Прорваться к свету

03 июля 2015
В Петербурге на встрече с вдовой Николая Никулина говорили о том, как человеку оставаться человеком на войне

Обычно Николая Никулина вспоминают вместе с Виктором Астафьевым и его неоконченным романом «Прокляты и убиты». Николай Николаевич писал свои воспоминания о Великой Отечественной в 1970-е годы «в стол» - не для публикации, а чтобы отпустило.

26 июня Свято-Петровское братство встретилось с вдовой Николая Никулина — Ириной Григорьевой, и его помощницей — Людмилой Давыдовой. Все трое — сотрудники Эрмитажа. Николай Николаевич — специалист по живописи северного возрождения, хранитель коллекции нидерландской живописи 15-16 веков, Ирина Сергеевна - заведующая отделением рисунка в отделе истории западноевропейского искусства Эрмитажа, Людмила Ивановна — хранитель отдела истории античного мира.

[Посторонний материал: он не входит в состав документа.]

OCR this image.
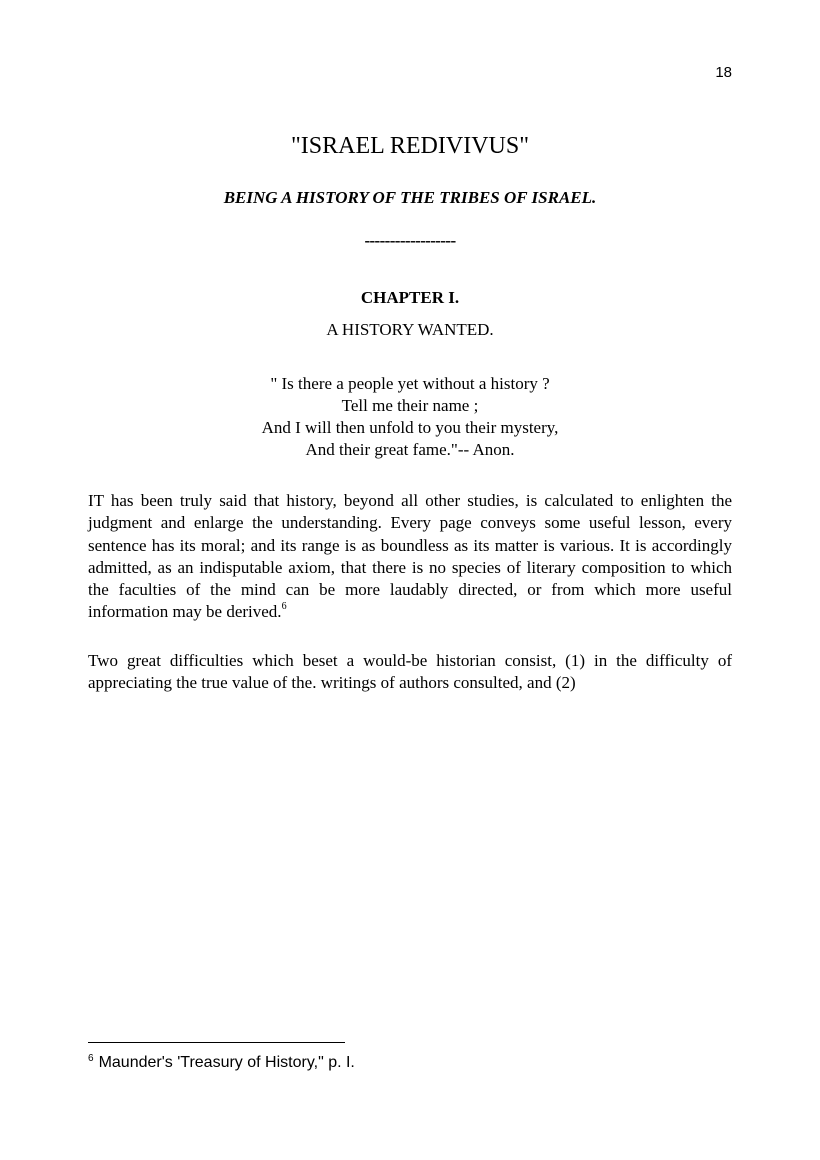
18
"ISRAEL REDIVIVUS"
BEING A HISTORY OF THE TRIBES OF ISRAEL.
------------------
CHAPTER I.
A HISTORY WANTED.
" Is there a people yet without a history ?
Tell me their name ;
And I will then unfold to you their mystery,
And their great fame."-- Anon.

IT has been truly said that history, beyond all other studies, is calculated to enlighten the judgment and enlarge the understanding. Every page conveys some useful lesson, every sentence has its moral; and its range is as boundless as its matter is various. It is accordingly admitted, as an indisputable axiom, that there is no species of literary composition to which the faculties of the mind can be more laudably directed, or from which more useful information may be derived.$^6$

Two great difficulties which beset a would-be historian consist, (1) in the difficulty of appreciating the true value of the. writings of authors consulted, and (2)

$^6$ Maunder's 'Treasury of History," p. I.
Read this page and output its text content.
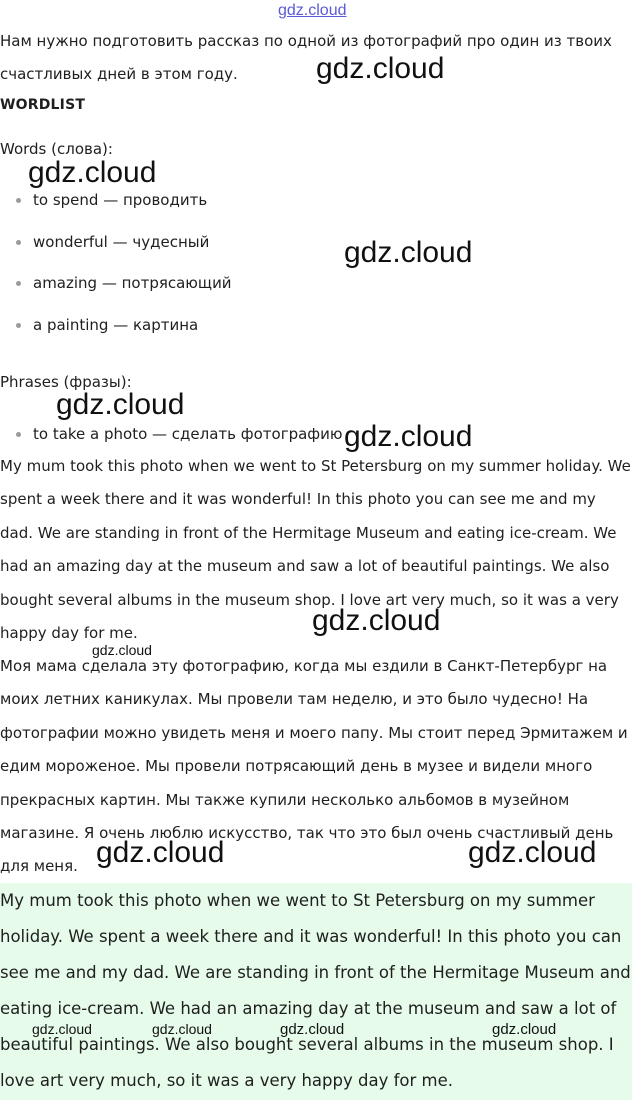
gdz.cloud
Нам нужно подготовить рассказ по одной из фотографий про один из твоих
счастливых дней в этом году.
WORDLIST
Words (слова):
to spend — проводить
wonderful — чудесный
amazing — потрясающий
a painting — картина
Phrases (фразы):
to take a photo — сделать фотографию
My mum took this photo when we went to St Petersburg on my summer holiday. We
spent a week there and it was wonderful! In this photo you can see me and my
dad. We are standing in front of the Hermitage Museum and eating ice-cream. We
had an amazing day at the museum and saw a lot of beautiful paintings. We also
bought several albums in the museum shop. I love art very much, so it was a very
happy day for me.
Моя мама сделала эту фотографию, когда мы ездили в Санкт-Петербург на
моих летних каникулах. Мы провели там неделю, и это было чудесно! На
фотографии можно увидеть меня и моего папу. Мы стоит перед Эрмитажем и
едим мороженое. Мы провели потрясающий день в музее и видели много
прекрасных картин. Мы также купили несколько альбомов в музейном
магазине. Я очень люблю искусство, так что это был очень счастливый день
для меня.
My mum took this photo when we went to St Petersburg on my summer
holiday. We spent a week there and it was wonderful! In this photo you can
see me and my dad. We are standing in front of the Hermitage Museum and
eating ice-cream. We had an amazing day at the museum and saw a lot of
beautiful paintings. We also bought several albums in the museum shop. I
love art very much, so it was a very happy day for me.
gdz.cloud
gdz.cloud
gdz.cloud
gdz.cloud
gdz.cloud
gdz.cloud
gdz.cloud	gdz.cloud
gdz.cloud
gdz.cloud	gdz.cloud	gdz.cloud	gdz.cloud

В начале встречи Ирина Григорьева, вдова Николая Никулина, рассказала, что ее муж, известный искусствовед, написавший немало трудов по нидерландской живописи, неожиданнно для нее как-то произнес:

- Может быть, это была моя миссия — написать правду о войне?

[[MEDIA2]] 

Кстати, в те же годы, когда его книгу уже читали друзья и знакомые, хотя она не была еще издана, он задумывался и о том, не надо ли было написать ее еще более прямо и жестко.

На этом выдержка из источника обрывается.